Having spent the first two decades of adulthood reading vast numbers of scientific papers and manuscripts, I have a huge fiction deficit. During those years I scarcely read fiction at all. Who had time for that?
But somewhere in my congested head I always knew that you should read fiction, plenty of it. I understood this while bustling back and forth between the Ramsay Wright Zoological Laboratories and the Royal Ontario Museum in Toronto. A few times I saw Robertson Davies standing outside Massey College at the corner of Hoskins Ave and Devonshire Place waiting for a cab and I would think, He looks like an interesting old kook. I should probably read his books. On the third floor of Ramsay Wright there was a small lab room, really just a prep room between two real lab rooms, with a nameplate on the door, “Prof. C.E. Atwood.” C.E. Atwood was a professor emeritus, and I was pretty sure he was the father of Margaret Atwood.
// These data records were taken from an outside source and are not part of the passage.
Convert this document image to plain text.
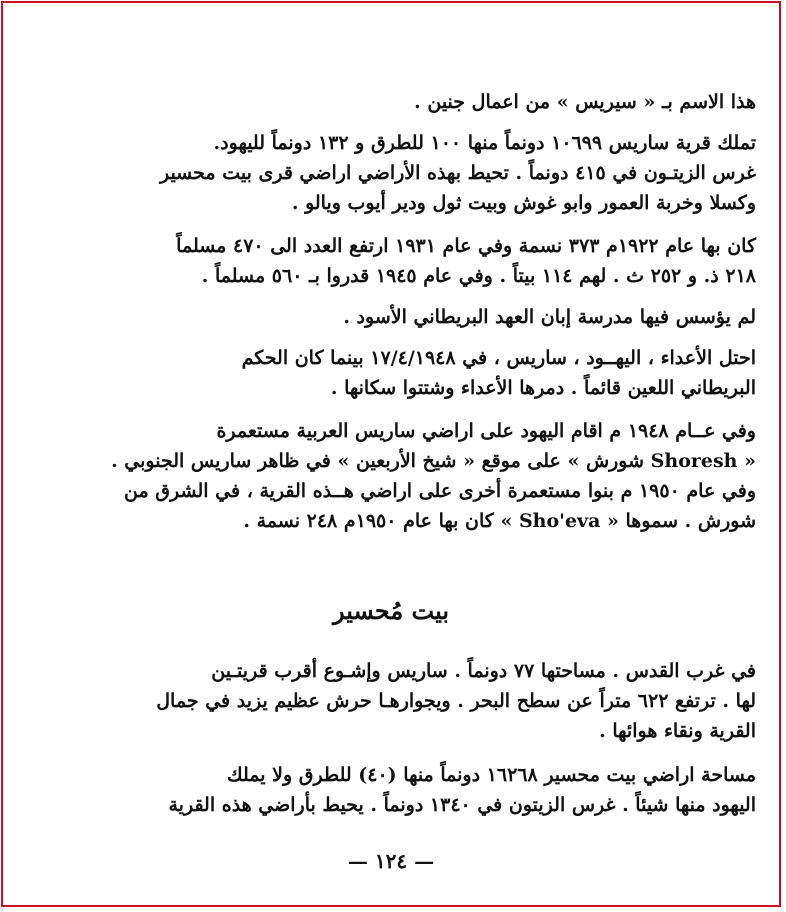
هذا الاسم بـ « سيريس » من اعمال جنين .
تملك قرية ساريس ١٠٦٩٩ دونماً منها ١٠٠ للطرق و ١٣٢ دونماً لليهود.
غرس الزيتـون في ٤١٥ دونماً . تحيط بهذه الأراضي اراضي قرى بيت محسير
وكسلا وخربة العمور وابو غوش وبيت ثول ودير أيوب ويالو .
كان بها عام ١٩٢٢م ٣٧٣ نسمة وفي عام ١٩٣١ ارتفع العدد الى ٤٧٠ مسلماً
٢١٨ ذ. و ٢٥٢ ث . لهم ١١٤ بيتاً . وفي عام ١٩٤٥ قدروا بـ ٥٦٠ مسلماً .
لم يؤسس فيها مدرسة إبان العهد البريطاني الأسود .
احتل الأعداء ، اليهــود ، ساريس ، في ١٧/٤/١٩٤٨ بينما كان الحكم
البريطاني اللعين قائماً . دمرها الأعداء وشتتوا سكانها .
وفي عــام ١٩٤٨ م اقام اليهود على اراضي ساريس العربية مستعمرة
« Shoresh شورش » على موقع « شيخ الأربعين » في ظاهر ساريس الجنوبي .
وفي عام ١٩٥٠ م بنوا مستعمرة أخرى على اراضي هــذه القرية ، في الشرق من
شورش . سموها « Sho'eva » كان بها عام ١٩٥٠م ٢٤٨ نسمة .
بيت مُحسير
في غرب القدس . مساحتها ٧٧ دونماً . ساريس وإشـوع أقرب قريتـين
لها . ترتفع ٦٢٢ متراً عن سطح البحر . ويجوارهـا حرش عظيم يزيد في جمال
القرية ونقاء هوائها .
مساحة اراضي بيت محسير ١٦٢٦٨ دونماً منها (٤٠) للطرق ولا يملك
اليهود منها شيئاً . غرس الزيتون في ١٣٤٠ دونماً . يحيط بأراضي هذه القرية
— ١٢٤ —
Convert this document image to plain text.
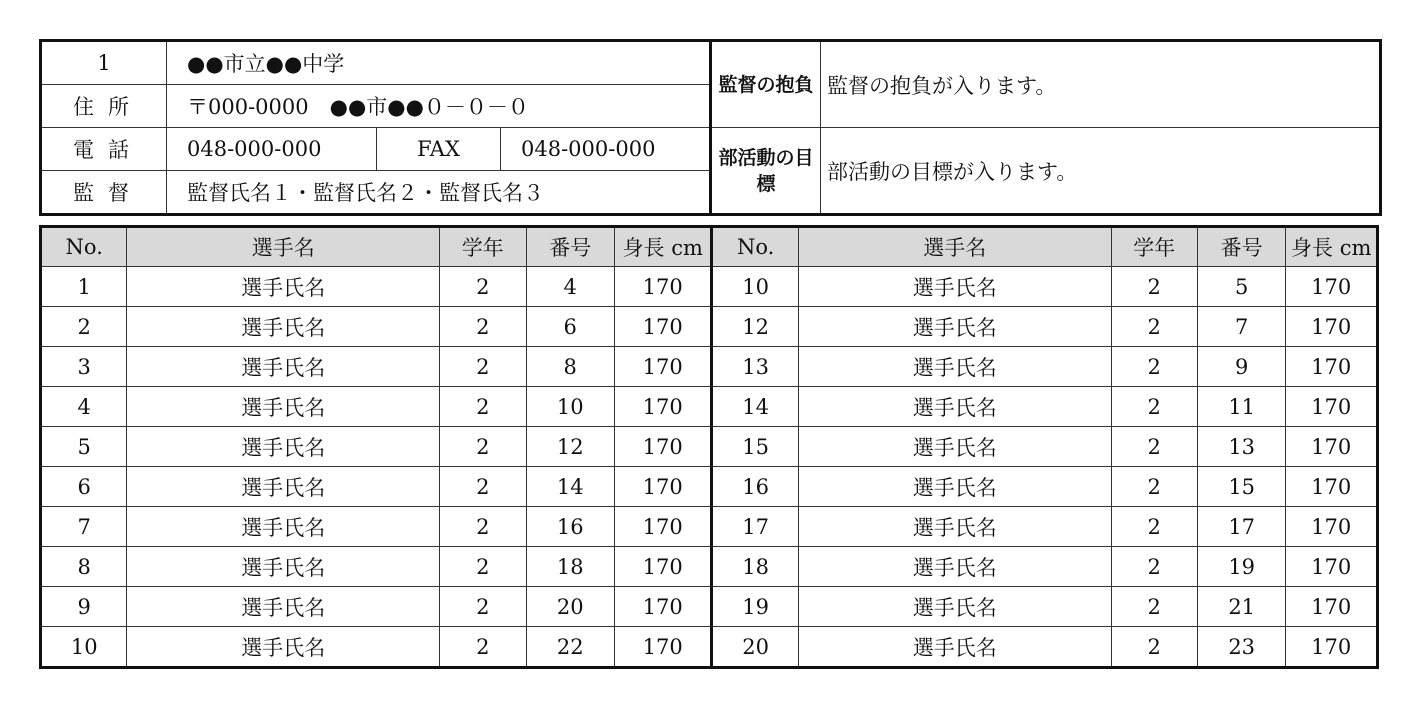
1	●●市立●●中学			監督の抱負	監督の抱負が入ります。
住所	〒000-0000　●●市●●０－０－０				
電話	048-000-000	FAX	048-000-000	部活動の目標	部活動の目標が入ります。
監督	監督氏名１・監督氏名２・監督氏名３				
No.	選手名	学年	番号	身長 cm	No.	選手名	学年	番号	身長 cm
1	選手氏名	2	4	170	10	選手氏名	2	5	170
2	選手氏名	2	6	170	12	選手氏名	2	7	170
3	選手氏名	2	8	170	13	選手氏名	2	9	170
4	選手氏名	2	10	170	14	選手氏名	2	11	170
5	選手氏名	2	12	170	15	選手氏名	2	13	170
6	選手氏名	2	14	170	16	選手氏名	2	15	170
7	選手氏名	2	16	170	17	選手氏名	2	17	170
8	選手氏名	2	18	170	18	選手氏名	2	19	170
9	選手氏名	2	20	170	19	選手氏名	2	21	170
10	選手氏名	2	22	170	20	選手氏名	2	23	170
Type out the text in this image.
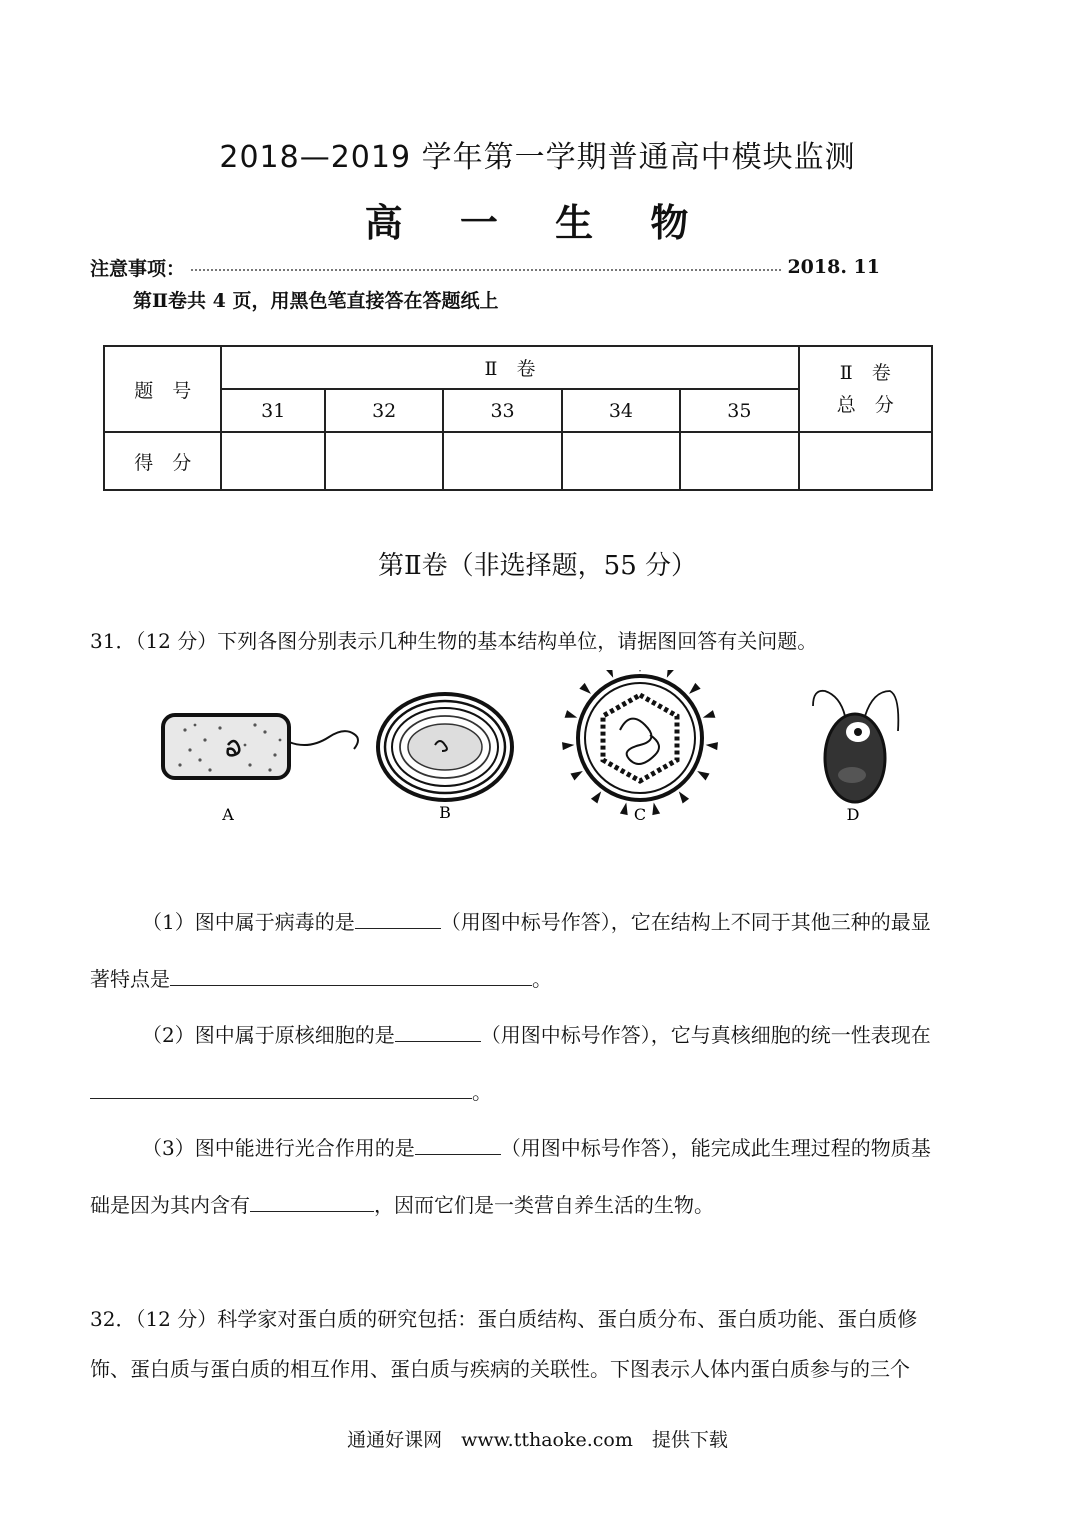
2018—2019 学年第一学期普通高中模块监测
高 一 生 物
注意事项：	2018. 11
第Ⅱ卷共 4 页，用黑色笔直接答在答题纸上
题　号	Ⅱ　卷					Ⅱ　卷
总　分

	31	32	33	34	35	
得　分						
第Ⅱ卷（非选择题，55 分）
31．（12 分）下列各图分别表示几种生物的基本结构单位，请据图回答有关问题。
A	B	C	D
（1）图中属于病毒的是	（用图中标号作答），它在结构上不同于其他三种的最显
著特点是	。
（2）图中属于原核细胞的是	（用图中标号作答），它与真核细胞的统一性表现在
。
（3）图中能进行光合作用的是	（用图中标号作答），能完成此生理过程的物质基
础是因为其内含有	，因而它们是一类营自养生活的生物。
32．（12 分）科学家对蛋白质的研究包括：蛋白质结构、蛋白质分布、蛋白质功能、蛋白质修
饰、蛋白质与蛋白质的相互作用、蛋白质与疾病的关联性。下图表示人体内蛋白质参与的三个
通通好课网　www.tthaoke.com　提供下载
I never met or saw him, but I thought that putting his name on a prep room door instead of a real lab door was kind of disrespectful, and that I should probably read his daughter’s books, or at least skim one.
I have a hard time reading. I have strabismus, still, after three corrective surgeries (ages 8, 10, 20). I’m not the wall-eyed confusion you might have met during earlier pre- and inter-op spans, but there’s enough L-R disparity that my eyesight buggers up my ability to look through binoculars or follow a line of text across a page. In high school, small-print Hardy and Dickens were hell, and I should have been awarded high marks for even finishing those books. My wife was an English major and at some point I greedily hoarded all her old books when she was about to discard them before a move because it’s so costly to move books. I shouldn’t have bothered. I doubt I will ever read them. They contain too many words without enough spaces in between. But here they are at arm’s length, foxing away.
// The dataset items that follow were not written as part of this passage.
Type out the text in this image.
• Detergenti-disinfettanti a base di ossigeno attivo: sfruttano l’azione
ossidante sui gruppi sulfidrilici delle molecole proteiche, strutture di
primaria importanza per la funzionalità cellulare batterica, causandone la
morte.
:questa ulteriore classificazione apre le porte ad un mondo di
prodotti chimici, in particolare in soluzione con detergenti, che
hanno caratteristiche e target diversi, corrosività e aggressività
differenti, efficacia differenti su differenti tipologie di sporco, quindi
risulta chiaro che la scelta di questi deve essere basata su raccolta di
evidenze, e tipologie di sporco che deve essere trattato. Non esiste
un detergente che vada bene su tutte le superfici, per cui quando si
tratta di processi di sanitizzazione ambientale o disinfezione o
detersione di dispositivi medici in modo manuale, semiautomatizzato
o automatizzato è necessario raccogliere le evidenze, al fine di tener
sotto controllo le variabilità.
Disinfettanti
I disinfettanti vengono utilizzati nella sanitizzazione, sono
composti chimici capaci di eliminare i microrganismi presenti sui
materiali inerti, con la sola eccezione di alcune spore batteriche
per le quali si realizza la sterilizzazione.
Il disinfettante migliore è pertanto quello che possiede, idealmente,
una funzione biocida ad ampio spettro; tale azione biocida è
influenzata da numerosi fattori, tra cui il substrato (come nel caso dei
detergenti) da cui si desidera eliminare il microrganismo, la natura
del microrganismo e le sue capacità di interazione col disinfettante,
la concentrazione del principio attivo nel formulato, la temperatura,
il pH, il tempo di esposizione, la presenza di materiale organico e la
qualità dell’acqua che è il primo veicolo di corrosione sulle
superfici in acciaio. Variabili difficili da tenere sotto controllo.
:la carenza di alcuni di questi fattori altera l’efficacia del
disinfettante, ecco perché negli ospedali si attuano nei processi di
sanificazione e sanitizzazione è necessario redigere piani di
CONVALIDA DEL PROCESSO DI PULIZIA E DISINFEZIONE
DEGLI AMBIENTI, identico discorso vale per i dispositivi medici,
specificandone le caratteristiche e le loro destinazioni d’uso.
I no longer need regularly read grim multi-authored papers on the phylogeography of skinks or the evolution and function of the vomeronasal organ. As much as possible I read single-authored fiction, and am always looking for a writer who suits my needs and limitations.
My main requirement: Keep it moving.
Please don’t show what a fabulous writer you are by describing something commonplace in excruciatingly clever detail.
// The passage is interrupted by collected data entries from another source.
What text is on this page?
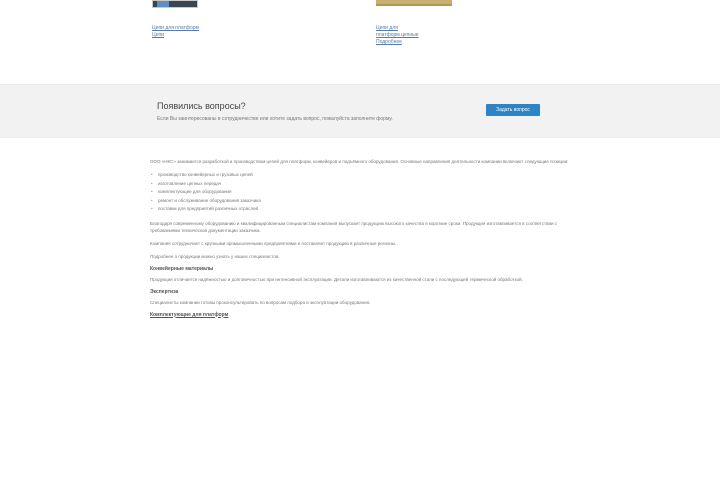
Цепи для платформ
Цепи
Цепи для
платформ цепные
Подробнее
Появились вопросы?
Если Вы заинтересованы в сотрудничестве или хотите задать вопрос, пожалуйста заполните форму.
Задать вопрос

ООО «НКС» занимается разработкой и производством цепей для платформ, конвейеров и подъёмного оборудования. Основные направления деятельности компании включают следующие позиции:

• производство конвейерных и грузовых цепей
• изготовление цепных передач
• комплектующие для оборудования
• ремонт и обслуживание оборудования заказчика
• поставки для предприятий различных отраслей

Благодаря современному оборудованию и квалифицированным специалистам компания выпускает продукцию высокого качества в короткие сроки. Продукция изготавливается в соответствии с требованиями технической документации заказчика.

Компания сотрудничает с крупными промышленными предприятиями и поставляет продукцию в различные регионы.

Подробнее о продукции можно узнать у наших специалистов.

Конвейерные материалы

Продукция отличается надёжностью и долговечностью при интенсивной эксплуатации. Детали изготавливаются из качественной стали с последующей термической обработкой.

Экспертиза

Специалисты компании готовы проконсультировать по вопросам подбора и эксплуатации оборудования.

Комплектующие для платформ
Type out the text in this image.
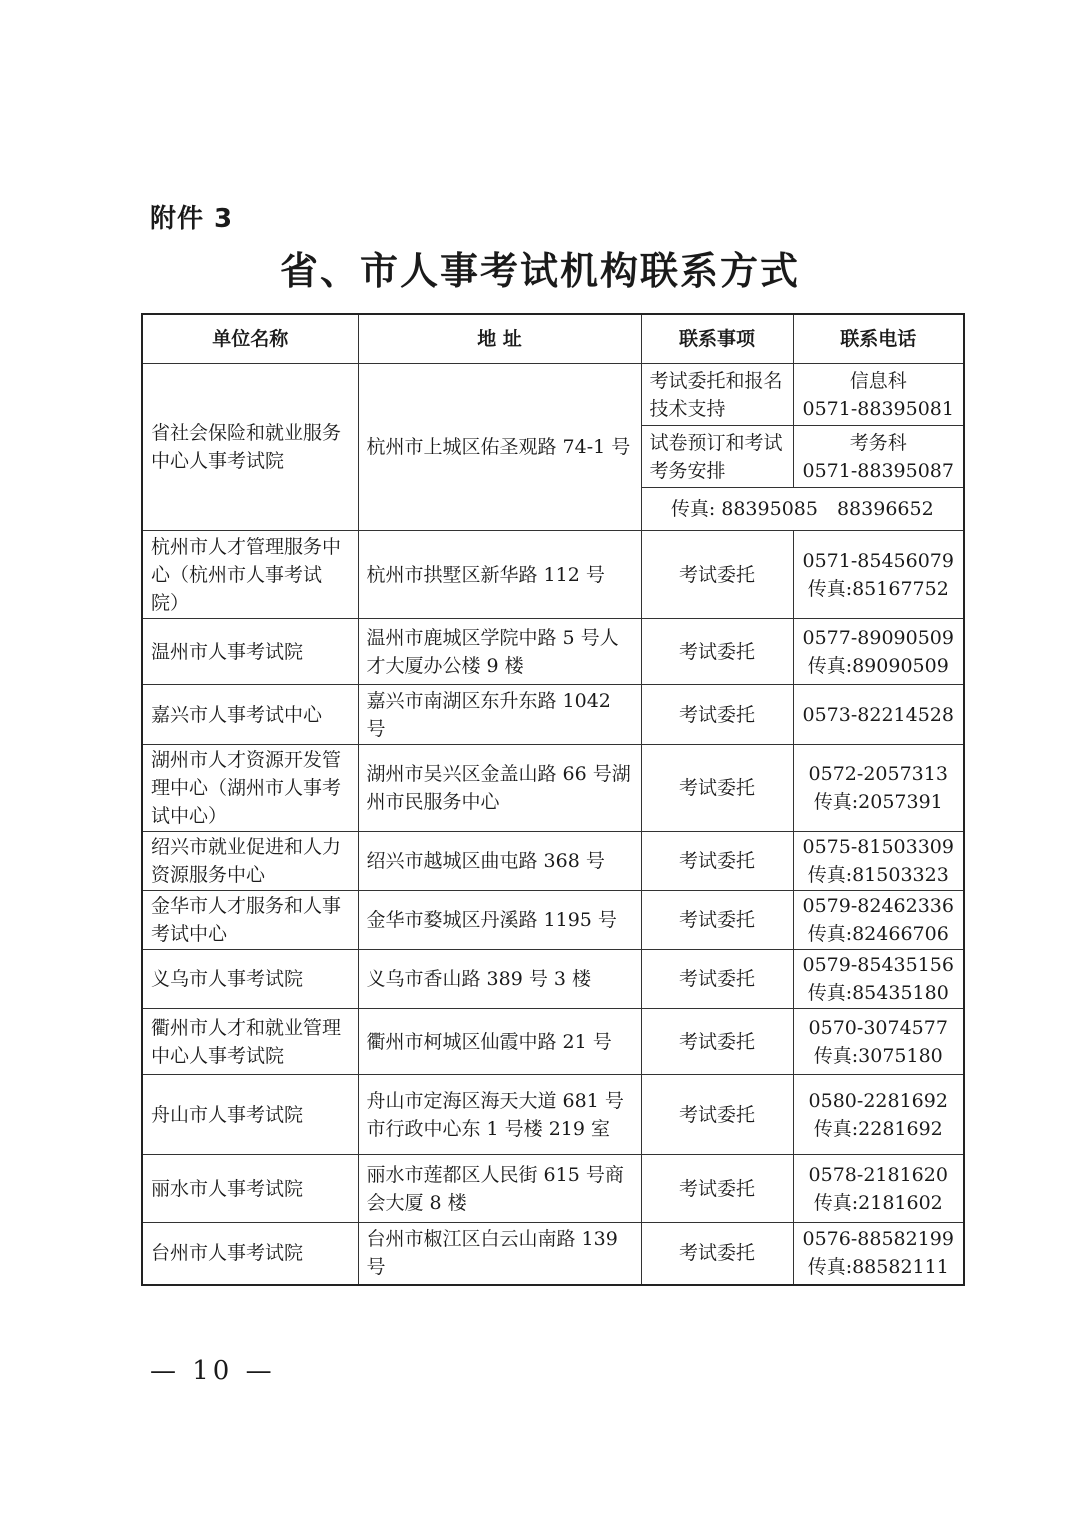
附件 3
省、市人事考试机构联系方式
单位名称	地 址	联系事项	联系电话
省社会保险和就业服务中心人事考试院	杭州市上城区佑圣观路 74-1 号	考试委托和报名技术支持	信息科
0571-88395081

		试卷预订和考试考务安排	考务科
0571-88395087

		传真: 88395085　88396652	
杭州市人才管理服务中心（杭州市人事考试院）	杭州市拱墅区新华路 112 号	考试委托	0571-85456079
传真:85167752

温州市人事考试院	温州市鹿城区学院中路 5 号人才大厦办公楼 9 楼	考试委托	0577-89090509
传真:89090509

嘉兴市人事考试中心	嘉兴市南湖区东升东路 1042 号	考试委托	0573-82214528

湖州市人才资源开发管理中心（湖州市人事考试中心）	湖州市吴兴区金盖山路 66 号湖州市民服务中心	考试委托	0572-2057313
传真:2057391

绍兴市就业促进和人力资源服务中心	绍兴市越城区曲屯路 368 号	考试委托	0575-81503309
传真:81503323

金华市人才服务和人事考试中心	金华市婺城区丹溪路 1195 号	考试委托	0579-82462336
传真:82466706

义乌市人事考试院	义乌市香山路 389 号 3 楼	考试委托	0579-85435156
传真:85435180

衢州市人才和就业管理中心人事考试院	衢州市柯城区仙霞中路 21 号	考试委托	0570-3074577
传真:3075180

舟山市人事考试院	舟山市定海区海天大道 681 号市行政中心东 1 号楼 219 室	考试委托	0580-2281692
传真:2281692

丽水市人事考试院	丽水市莲都区人民街 615 号商会大厦 8 楼	考试委托	0578-2181620
传真:2181602

台州市人事考试院	台州市椒江区白云山南路 139 号	考试委托	0576-88582199
传真:88582111
— 10 —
Last night I was reading a novel in which the author spent the equivalent of four pretty pages describing the people at a party—their clothes, their mannerisms, snippets of conversation—meant to illustrate that they were hip, shallow people. I got it after about four lines, and had to start skimming, searching for something my eyeballs and interest could glom onto.
Perhaps being boring was his way of illustrating how boring the party was, in which case, Success!
I would have thrown the book across the room except that I had downloaded it onto my iPad.
Even if I could afford to throw my iPad across the room, the inconvenience in replacing its data would have been much worse than what Elvis went through when he shot TVs.
I learned book throwing from my mother, who would read several novels a week. Her trigger for throwing a book across the room was when an author described a character having a dream.
Thank god for trade paperbacks. You can throw them blindly. Hardcovers can mar the drywall or crack a fish tank, so don’t throw them. Thump them broadside down on the carpet in disgust, then carefully kick them at the baseboard.
But here’s the thing. I always feel ashamed for losing my temper at a book. I know not everyone wants to write in strabismus-friendly snippets. Inevitably I pick up the thrown book and repair any damage I have caused to it and put it back on the shelf lying sideways across the other books. If I have read at least a third of the way through prior to the throwing, I will at a later date, somewhat embarrassed, pick it up, finish reading it, and wedge it in upright among the others with its title and author clearly visible.
I was recently given a Kindle Paperwhite, which is nicer to read from than an iPad but you can’t throw it either, a flaw second only to the fact that it’s too easy to mistake for a coaster.
I don’t like e-readers and will never download an unknown author again. Unless I know I can tolerate an author’s style, I want a book I can throw across the room.
I love fiction. Please keep it moving.